Raw, bracing, and deeply poignant, Jean-Marc Vallée’s 1995 film is based on the true story of Cheryl Strayed, who overcame personal tragedies by hiking 1,100 miles of the Pacific Crest Trail. As we watch Strayed (played with unflinching authenticity by Reese Witherspoon) navigating wildernesses both external and internal, we are invited to reflect on the journey of life – the necessity, difficulty, and value of spiritual wandering. When life dashes our hopes and dreams, the simple act of moving forward can feel impossible.
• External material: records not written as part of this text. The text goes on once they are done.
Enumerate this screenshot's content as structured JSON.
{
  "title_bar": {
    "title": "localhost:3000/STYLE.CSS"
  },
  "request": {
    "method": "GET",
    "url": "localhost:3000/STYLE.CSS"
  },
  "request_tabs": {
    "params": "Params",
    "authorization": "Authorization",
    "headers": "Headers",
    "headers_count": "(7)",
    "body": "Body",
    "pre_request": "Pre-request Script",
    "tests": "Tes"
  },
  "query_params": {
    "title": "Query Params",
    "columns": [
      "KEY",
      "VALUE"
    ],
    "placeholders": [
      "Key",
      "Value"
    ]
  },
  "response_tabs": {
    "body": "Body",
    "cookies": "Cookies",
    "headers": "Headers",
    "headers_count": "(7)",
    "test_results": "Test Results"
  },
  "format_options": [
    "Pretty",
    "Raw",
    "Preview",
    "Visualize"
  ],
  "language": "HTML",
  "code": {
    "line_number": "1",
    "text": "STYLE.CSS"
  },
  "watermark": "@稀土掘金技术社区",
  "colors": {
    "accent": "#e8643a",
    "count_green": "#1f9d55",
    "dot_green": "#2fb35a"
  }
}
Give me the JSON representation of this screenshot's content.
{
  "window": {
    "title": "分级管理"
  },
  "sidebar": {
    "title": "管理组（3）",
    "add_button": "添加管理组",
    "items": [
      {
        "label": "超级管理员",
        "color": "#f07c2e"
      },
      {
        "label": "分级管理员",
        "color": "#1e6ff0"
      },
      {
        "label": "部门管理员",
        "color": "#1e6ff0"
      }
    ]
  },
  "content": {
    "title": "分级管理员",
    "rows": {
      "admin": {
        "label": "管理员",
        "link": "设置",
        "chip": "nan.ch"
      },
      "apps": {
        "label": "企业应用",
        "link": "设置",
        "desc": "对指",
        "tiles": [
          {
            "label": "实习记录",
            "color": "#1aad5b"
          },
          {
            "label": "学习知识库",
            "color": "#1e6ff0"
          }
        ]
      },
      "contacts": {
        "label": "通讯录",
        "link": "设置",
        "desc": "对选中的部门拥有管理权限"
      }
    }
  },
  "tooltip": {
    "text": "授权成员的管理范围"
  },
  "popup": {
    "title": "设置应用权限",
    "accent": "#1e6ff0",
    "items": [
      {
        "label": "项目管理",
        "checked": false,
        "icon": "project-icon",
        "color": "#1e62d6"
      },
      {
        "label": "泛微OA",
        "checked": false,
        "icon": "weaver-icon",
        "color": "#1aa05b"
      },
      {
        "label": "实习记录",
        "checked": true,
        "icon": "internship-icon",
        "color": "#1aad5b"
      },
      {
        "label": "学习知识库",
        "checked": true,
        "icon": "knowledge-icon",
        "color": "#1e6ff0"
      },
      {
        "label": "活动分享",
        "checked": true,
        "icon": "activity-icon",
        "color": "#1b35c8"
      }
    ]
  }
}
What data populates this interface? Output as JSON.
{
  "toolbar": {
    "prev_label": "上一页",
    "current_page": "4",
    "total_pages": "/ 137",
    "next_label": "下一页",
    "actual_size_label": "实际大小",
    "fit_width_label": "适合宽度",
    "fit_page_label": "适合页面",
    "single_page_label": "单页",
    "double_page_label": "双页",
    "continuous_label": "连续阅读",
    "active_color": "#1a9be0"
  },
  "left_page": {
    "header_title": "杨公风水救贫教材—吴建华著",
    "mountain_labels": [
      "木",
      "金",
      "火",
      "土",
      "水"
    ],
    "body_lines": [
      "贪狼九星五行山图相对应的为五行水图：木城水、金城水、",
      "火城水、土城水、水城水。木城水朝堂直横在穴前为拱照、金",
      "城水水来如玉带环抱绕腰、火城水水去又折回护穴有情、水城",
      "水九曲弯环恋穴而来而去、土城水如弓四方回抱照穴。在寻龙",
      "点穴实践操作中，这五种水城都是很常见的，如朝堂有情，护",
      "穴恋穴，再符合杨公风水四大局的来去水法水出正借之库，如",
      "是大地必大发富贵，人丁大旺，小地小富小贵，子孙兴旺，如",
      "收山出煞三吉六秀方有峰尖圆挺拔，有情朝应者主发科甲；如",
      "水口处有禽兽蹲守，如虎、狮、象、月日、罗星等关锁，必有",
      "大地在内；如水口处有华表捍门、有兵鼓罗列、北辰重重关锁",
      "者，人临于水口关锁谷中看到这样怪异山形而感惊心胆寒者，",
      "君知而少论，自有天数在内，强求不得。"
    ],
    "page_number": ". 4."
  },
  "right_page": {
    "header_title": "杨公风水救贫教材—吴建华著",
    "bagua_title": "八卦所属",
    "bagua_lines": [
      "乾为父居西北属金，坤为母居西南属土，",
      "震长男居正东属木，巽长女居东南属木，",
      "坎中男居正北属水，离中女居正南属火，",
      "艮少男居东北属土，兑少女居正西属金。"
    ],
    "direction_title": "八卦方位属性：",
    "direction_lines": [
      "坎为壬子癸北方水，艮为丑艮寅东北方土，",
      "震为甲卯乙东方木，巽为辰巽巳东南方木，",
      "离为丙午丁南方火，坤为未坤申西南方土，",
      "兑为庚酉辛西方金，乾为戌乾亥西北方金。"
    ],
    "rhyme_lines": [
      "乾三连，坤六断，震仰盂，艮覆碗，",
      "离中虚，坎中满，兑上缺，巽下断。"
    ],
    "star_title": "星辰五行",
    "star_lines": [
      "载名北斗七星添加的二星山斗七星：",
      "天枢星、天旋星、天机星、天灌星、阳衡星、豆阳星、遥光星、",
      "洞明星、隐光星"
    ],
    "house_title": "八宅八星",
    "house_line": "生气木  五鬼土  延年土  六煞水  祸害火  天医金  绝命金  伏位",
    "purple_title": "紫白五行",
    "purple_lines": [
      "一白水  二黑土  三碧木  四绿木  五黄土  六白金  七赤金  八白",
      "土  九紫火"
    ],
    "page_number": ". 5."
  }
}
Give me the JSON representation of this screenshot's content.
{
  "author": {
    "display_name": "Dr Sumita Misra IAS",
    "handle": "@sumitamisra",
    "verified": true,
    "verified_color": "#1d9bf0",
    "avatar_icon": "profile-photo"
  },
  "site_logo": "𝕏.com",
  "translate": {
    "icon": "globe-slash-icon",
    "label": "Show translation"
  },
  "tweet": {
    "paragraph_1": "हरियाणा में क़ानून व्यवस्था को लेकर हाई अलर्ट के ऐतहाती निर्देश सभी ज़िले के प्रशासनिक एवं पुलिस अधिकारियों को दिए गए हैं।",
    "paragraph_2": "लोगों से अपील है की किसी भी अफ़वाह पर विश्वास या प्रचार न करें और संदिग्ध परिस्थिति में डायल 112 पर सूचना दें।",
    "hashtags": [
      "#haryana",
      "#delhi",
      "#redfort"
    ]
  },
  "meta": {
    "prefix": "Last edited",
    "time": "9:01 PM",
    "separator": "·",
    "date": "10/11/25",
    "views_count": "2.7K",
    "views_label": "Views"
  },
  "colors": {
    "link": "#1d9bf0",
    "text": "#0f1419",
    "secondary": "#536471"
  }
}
Yet, Strayed’s story illumines hope in the wasteland. Sometimes, this film suggests, the only way to find lasting peace is to venture into the unknown.

Yes, God, Yes

For many deconstructing adults (myself included), sexual awakening during puberty and young adulthood was marked by intense feelings of fear, confusion, and shame. These feelings didn’t arise naturally; rather, they were the product of centuries-old religious dogma that frames normal, healthy impulses and behaviors as a slippery slope to hellfire. In its examination of these doctrines, Karen Maine’s quirky coming-of-age tale of a hormonal teenager (played by Natalia Dyer of Stranger Things) at a Catholic youth retreat refuses to pull any punches. Yet, it is also suffused with compassion, spotlighting the awkward, messy humanity of each of its characters. Heartwarming and heartbreaking in equal measure, this film will resonate with anyone whose sexuality survived the bizarre, bruising gauntlet of fundamentalism.